Alice_ November 2, 2011
Here in Sonoma, where summers can be hot, this type of recipe is a godsend not only for fridge clean-out but for fast garden clean-out, when everything seems to start bolting all at once : parsley, basil, cilantro, arugula, the tail end of spring greens . I always thought of it as a kind of pesto, and usually grind it up with a few roasted nuts, lemon or some acid like homemade Worcestershire (thank you Amanda), some kind of pepper or other(try paprika mixed with cayenne). It also freezes perfectly, in tiny amounts. This jam extends that idea infinitely.....Paula's recipes always change my life!
(PS Our much-beloved Paula lives in Sonoma, too, how lucky is that?)
luvcookbooks November 1, 2011
Thanks, Kris10 and 5&S!!
tbrozman October 31, 2011
Love it. And funny enough, Herb Jam was the name of my band in college!
AppleAnnie October 30, 2011
I'd like to try this as a layer in a sandwich with goat cheese and cooked beets.
Dot1 October 30, 2011
Kristen - I'm thinking this would make great christmas gifts! If I put this in jars - and ship them away - how long will it last???

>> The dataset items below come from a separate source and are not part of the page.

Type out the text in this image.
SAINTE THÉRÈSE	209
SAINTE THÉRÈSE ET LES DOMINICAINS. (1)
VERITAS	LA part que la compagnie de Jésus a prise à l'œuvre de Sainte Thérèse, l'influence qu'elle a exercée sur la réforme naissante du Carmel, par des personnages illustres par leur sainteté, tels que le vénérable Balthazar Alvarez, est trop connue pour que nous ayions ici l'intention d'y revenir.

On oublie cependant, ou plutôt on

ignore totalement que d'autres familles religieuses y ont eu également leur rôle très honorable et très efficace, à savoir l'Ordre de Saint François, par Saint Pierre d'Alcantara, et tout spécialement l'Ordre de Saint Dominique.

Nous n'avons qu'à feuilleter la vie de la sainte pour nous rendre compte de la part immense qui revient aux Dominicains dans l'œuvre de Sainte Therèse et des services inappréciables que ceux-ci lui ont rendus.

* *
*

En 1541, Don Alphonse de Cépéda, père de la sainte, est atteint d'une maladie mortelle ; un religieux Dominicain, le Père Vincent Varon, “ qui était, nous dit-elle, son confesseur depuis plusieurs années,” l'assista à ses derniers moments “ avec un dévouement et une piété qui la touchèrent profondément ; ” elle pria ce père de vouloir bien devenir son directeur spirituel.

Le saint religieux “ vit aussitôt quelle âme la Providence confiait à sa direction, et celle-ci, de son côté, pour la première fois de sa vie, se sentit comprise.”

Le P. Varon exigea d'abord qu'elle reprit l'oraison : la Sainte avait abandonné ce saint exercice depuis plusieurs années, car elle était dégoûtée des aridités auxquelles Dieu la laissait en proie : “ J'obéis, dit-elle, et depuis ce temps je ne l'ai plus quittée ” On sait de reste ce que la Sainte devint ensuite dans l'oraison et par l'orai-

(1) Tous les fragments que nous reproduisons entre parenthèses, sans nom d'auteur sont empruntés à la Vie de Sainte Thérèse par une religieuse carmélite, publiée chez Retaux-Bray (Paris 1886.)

Kristen M. October 31, 2011
Hi Dot1 -- Paula Wolfert recommends storing the jam in the fridge and just thinning it with olive oil or water (and fresh lemon juice to taste) when you're ready to serve -- I don't think it would hold up very well if exposed to warmer temperatures for long. And because it's not very acidic, I don't think it would be safe to can either. So unfortunately, I don't think it would make the best gift to ship, unless you want to go to the trouble (and expense) of shipping it quickly on dry ice. An in-person gift would be the way to go!
Dot1 October 30, 2011
Kristen - I'm thinking this would make great christmas gifts! If I put this in jars - and ship them away - how long will it last???
Brette W. October 28, 2011
Damn, those are some sexy crackers.
Brette W. October 28, 2011
Can't wait to make this with all the sad herbs in my fridge!
Greenstuff October 27, 2011
Here's where you and fiveandspice are geniuses (and I'm not). Although I've made Paula Wolfert's herb jam repeatedly, I had never once thought of making it my standard way of using up herbs that were otherwise headed for the stockpot. Doh!
fiveandspice October 27, 2011
Ha! Love it! I'm actually making some herb jam tonight with some sad parsley I need to use up!
creamtea October 27, 2011
Nice! I'm a Paula Wolfert fan. Thanks Kiriten and 5&S
Kitchen B. October 27, 2011
Oh yes. Sad has defined me many a day when emptying out the crisper drawer. Thanks Kristen, thanks fiveandspice.
EmilyC October 27, 2011
Oh -- I adore this recipe -- it's one of my go-to appetizers for guests! Great choice Kristen and fiveandspice! The Slow Mediterranean Kitchen is one my favorite cookbooks, and this herb jam pairs beautifully with the small semolina griddle breads found in the same book.